REMOVAL TO NAUVOO—SICKNESS—MIRACULOUSLY HEALED—ACQUIRE CONSIDERABLE PROPERTY—ACQUAINTANCE WITH JOSEPH SMITH—MISSIONS TO ALBANY, AND THE EASTERN STATES; ALSO, WITH ELDER J. W. CROSBY, TO NOVA SCOTIA—PREACH IN JEFFERSON CO., N. Y., AND ORGANIZE SIX BRANCHES OF THE CHURCH—TRAVEL TO NEW BRUNSWICK—INVITED TO PREACH—BAPTISMS—PERSECUTION—THE AUTHOR WAYLAID BY A MOB, BEATEN, AND LEFT FOR DEAD—ATTACK ON THE HOUSE WHERE HE AND ELDER CROSBY WERE IN BED—THE MOB DISPERSED BY MRS. SHELTON—THEY RETURN AND RE-ATTACK THE HOUSE—ARE DISPERSED BY MR. SHELTON—TWO BRANCHES ORGANIZED.

The doctrine of the gathering had been taught the Saints, at Pomphret, and, in common with the others, I felt a great desire to gather up and live with the body of the Church. With this idea I endeavored to dispose of my farm, but failure in my efforts to do this was the only thing that saved me from a share in the Missouri persecutions.

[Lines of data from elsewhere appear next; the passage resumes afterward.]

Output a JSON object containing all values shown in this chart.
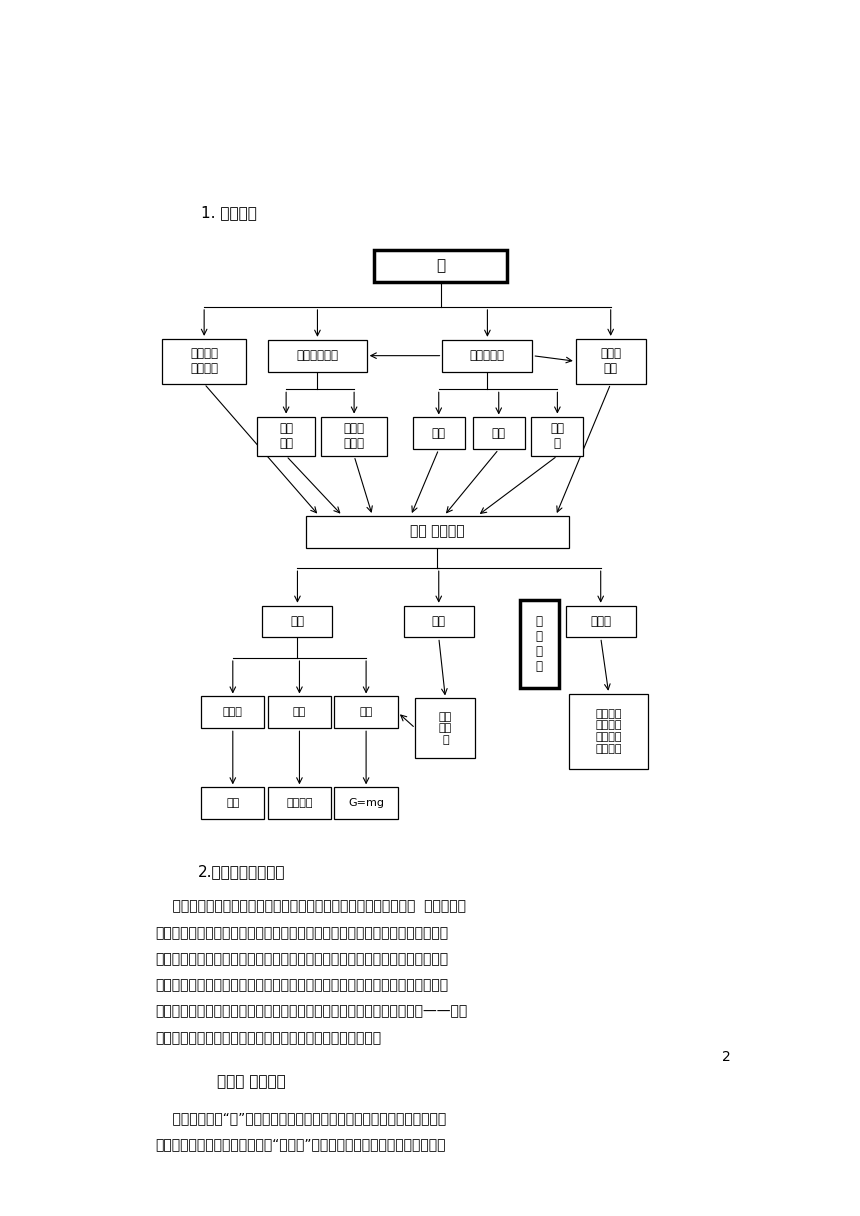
{
  "page_bg": "#ffffff",
  "section1_label": "1. 知识框架",
  "section2_label": "2.内容内在逻辑分析",
  "section3_label": "（三）学情分析",
  "page_num": "2",
  "font_family": "SimSun"
}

The winter previous to the poisoning case I sold my farm, and the time for me to vacate expired just before this took place.

For several months I was preparing to remove, getting teams, wagons, etc. When the time arrived, with my wife and children, and part of the branch, including the woman who had been poisoned and her husband, I started to find the Church, thinking it was still in Missouri, though we had heard that it had been mobbed and broken up.

We journeyed until we came to Springfield, about a hundred miles from Nauvoo, where we met with some brethren who had been driven out of Missouri, and who told us that the Church was collecting in Nauvoo, then called Commerce. We turned our course in that direction, and arrived there in June, the weather being very warm at the time.

We found brothers Joseph Smith and Sidney Rigdon there, with a few others. The rest were coming in daily, in a most distressed condition. Many of them were sick, and they had no house to enter when they arrived. The nature of the climate, combined with the hardships they had endured, soon made those ill who were not so previously.

Numbers of the sick and dying had to lie on the ground, with only a blanket over them. No springs or wells were handy, and the Mississippi water was unfit to drink, so that many had to go miles for water to give to the afflicted. Sometimes one would go on horseback with a jug, and fetch a little for the sick, and take it round to them. It was frequently declared that the persecutions in Missouri were small matters compared to the miseries endured at this period in Nauvoo.

My family, with myself, were also taken sick, and I laid so for two or three weeks. I was so far gone that I was quite senseless, and all thought I was dying. Doubtless I should have died, but one day Joseph Smith was passing by my door (for I had managed to procure a house) and was called in, and, as I was afterwards informed, laid his hands upon me, and commanded me to arise and walk, in the name of the Lord. The first thing I knew was that I found myself walking on the floor, perfectly well, and within ten minutes afterwards I was out of the house visiting my daughter, whom I had not seen for nearly a month. I felt so full of joy and happiness, that I was greatly surprised that every one else was not as full of praise as myself.

This was the second time that I had been healed instantly by the power of God, through His servants.

Attempts had been made to build a city on the site of Nauvoo, previous to the entrance of the Saints, but all the inhabitants, with the exception of three or four families, had died, and the Saints used the deserted houses as far as they would go.